Trotzdem das Ruder zu halten und 110 Schülern einen stabilen Schulalltag zu ermöglichen, ist wohl nur mit unschlagbarem Optimismus machbar. Zum Glück von Françoise Nyssen und ihrem Mann verkörpert Henri Dahan diesen Optimismus wie kein Zweiter. Bereits vor der Eröffnung der Schule schrieb er ein Buch über Impulse, die Kinder glücklich machen und ihnen das Leben beibringen sollen. Gemeinsam mit den Gründern stellte er während meines Jahres dort ganz besondere Veranstaltungen auf die Beine. Die Verlagschefs haben ein außerordentliches Adressbuch und für ihr persönliches Projekt ließen sie die Leitungen heiß laufen. Ökologische Aktivisten und Autoren wie der Humanist Pierre Rabhi und die indische Globalisierungskritikerin Vandana Shiva – beide publizieren bei Actes Sud – hielten an meiner Schule Vorträge und diskutierten mit den Kindern. Musiker und Schauspieler kamen zu Besuch und stellten ihre Kunst den Schülern vor – das war nicht nur aufregend für die Teenager, sondern auch eine Motivation: Das will ich auch!
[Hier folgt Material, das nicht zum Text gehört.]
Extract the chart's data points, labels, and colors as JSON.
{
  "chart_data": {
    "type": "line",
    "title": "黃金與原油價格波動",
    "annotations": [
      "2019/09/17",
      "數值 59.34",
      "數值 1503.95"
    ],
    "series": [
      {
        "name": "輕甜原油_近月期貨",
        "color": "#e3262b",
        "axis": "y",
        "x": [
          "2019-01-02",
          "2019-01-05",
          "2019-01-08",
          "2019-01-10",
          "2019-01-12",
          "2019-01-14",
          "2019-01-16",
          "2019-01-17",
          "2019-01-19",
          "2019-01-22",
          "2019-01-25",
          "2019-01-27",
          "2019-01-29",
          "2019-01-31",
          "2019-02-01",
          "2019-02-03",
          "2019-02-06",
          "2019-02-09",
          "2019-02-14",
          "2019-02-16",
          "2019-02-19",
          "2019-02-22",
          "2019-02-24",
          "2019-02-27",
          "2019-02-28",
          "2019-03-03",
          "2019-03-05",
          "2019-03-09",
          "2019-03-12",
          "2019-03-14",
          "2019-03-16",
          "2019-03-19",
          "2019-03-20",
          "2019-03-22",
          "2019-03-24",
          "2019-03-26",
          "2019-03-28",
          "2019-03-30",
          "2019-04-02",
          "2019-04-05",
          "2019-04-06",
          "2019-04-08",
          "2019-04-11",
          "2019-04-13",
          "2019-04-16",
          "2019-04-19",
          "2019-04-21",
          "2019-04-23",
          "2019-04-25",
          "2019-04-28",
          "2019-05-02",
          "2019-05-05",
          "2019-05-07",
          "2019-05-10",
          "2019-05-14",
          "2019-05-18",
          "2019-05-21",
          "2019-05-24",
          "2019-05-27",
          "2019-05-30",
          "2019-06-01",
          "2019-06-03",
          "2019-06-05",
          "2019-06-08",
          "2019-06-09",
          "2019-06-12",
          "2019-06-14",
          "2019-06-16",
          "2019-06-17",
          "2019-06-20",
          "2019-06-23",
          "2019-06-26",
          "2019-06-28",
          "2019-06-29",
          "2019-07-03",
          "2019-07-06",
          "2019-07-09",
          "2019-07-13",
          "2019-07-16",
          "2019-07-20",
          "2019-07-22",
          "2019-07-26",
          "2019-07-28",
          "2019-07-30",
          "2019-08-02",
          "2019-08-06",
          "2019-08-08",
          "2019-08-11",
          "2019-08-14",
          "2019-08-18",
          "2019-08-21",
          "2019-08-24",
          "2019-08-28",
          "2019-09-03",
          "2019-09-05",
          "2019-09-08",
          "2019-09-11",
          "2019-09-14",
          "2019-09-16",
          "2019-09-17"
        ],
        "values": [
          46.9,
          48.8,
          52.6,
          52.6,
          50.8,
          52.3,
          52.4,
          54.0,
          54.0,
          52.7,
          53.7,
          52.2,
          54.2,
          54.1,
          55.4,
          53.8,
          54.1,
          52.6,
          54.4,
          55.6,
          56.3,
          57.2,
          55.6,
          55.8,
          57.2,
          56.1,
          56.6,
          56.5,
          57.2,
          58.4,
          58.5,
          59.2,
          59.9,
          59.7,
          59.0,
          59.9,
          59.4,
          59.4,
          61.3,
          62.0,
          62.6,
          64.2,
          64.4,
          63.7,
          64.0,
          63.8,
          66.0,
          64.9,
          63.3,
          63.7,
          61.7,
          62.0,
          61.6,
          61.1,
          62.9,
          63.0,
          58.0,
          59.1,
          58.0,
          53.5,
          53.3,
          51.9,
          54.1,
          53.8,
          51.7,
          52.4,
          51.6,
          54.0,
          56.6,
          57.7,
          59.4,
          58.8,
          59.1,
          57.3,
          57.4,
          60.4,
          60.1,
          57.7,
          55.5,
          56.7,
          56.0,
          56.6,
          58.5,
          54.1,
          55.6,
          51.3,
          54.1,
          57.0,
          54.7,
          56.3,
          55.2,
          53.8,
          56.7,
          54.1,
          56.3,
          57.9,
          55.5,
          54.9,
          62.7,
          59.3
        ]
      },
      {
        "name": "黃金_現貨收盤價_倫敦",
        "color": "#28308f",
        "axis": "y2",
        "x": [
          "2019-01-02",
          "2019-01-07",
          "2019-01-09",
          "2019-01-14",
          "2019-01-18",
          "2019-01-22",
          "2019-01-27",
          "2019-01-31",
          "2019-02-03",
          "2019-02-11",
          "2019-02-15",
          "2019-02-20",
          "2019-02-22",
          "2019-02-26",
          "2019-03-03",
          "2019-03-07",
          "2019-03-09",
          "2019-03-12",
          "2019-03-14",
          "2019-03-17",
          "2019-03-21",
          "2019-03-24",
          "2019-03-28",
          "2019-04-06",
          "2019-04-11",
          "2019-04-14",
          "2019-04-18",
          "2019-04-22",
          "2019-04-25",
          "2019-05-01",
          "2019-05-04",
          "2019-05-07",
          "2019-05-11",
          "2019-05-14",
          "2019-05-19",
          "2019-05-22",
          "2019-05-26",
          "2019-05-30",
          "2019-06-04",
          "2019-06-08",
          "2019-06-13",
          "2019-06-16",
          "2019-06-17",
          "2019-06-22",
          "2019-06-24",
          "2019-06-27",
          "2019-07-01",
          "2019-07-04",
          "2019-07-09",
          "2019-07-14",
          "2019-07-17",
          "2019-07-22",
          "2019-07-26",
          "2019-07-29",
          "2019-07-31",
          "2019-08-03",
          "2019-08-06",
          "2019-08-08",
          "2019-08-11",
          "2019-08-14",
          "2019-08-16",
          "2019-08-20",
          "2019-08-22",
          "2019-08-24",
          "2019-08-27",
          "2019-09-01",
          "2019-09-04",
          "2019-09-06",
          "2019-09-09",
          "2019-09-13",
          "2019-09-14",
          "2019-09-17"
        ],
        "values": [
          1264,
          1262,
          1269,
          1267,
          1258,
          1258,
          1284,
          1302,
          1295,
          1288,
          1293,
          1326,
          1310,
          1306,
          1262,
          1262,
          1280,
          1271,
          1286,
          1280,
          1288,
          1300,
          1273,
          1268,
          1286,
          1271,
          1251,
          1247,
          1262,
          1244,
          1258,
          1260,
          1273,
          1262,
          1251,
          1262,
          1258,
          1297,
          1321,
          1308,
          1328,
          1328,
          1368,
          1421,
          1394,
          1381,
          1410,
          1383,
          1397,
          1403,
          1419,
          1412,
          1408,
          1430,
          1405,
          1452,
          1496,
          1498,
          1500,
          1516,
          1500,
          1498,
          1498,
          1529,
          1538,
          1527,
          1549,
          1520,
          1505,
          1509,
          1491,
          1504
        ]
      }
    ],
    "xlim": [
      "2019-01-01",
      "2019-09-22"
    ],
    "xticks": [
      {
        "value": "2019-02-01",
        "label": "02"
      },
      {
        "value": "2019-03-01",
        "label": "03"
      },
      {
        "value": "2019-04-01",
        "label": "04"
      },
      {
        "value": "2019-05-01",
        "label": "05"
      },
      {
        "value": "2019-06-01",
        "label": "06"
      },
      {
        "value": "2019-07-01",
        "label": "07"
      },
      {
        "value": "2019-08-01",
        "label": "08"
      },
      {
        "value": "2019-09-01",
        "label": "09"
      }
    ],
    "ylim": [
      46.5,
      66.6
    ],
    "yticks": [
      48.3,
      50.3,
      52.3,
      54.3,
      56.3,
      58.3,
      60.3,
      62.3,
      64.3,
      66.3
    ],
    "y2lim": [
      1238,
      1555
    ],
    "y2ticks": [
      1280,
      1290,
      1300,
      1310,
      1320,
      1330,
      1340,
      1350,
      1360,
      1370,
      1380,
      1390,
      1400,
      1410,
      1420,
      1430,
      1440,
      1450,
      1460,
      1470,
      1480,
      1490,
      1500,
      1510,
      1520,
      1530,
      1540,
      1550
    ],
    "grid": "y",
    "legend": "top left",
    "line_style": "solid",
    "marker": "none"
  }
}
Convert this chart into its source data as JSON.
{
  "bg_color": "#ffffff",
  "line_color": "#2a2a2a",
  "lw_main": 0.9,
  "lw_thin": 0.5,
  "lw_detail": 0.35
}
Es bleibt zu hoffen, dass dieses Feuer, das in Françoise Nyssen und ihren Kollegen brennt, nicht durch die Anspannung erstickt wird, sondern weiter lodert und durch den Glücksfall ihres Ministerpostens auf das gesamte französische Bildungssystem überspringt. Ich habe in meiner École Domaine du Possible beide Seiten kennengelernt, die Ruhe und den Enthusiasmus ebenso wie die Aufregung und das Durcheinander. Nicht nur nach dem Macron-Sturm, sondern auch schon vorher durch den pädagogischen Neuanfang aus dem Nichts.

Über beides bin ich sehr glücklich, auch wenn ich abends oft geschlaucht in mein Bett fiel. Dankbarkeit empfinde ich auch darüber, Françoise Nyssen getroffen zu haben – als normale Bürgerin und Ministerin über Nacht.

Zur Autorin: Lina Petry (21) studiert Philosophie, Kunst und Gesellschaft an der Alanus Hochschule.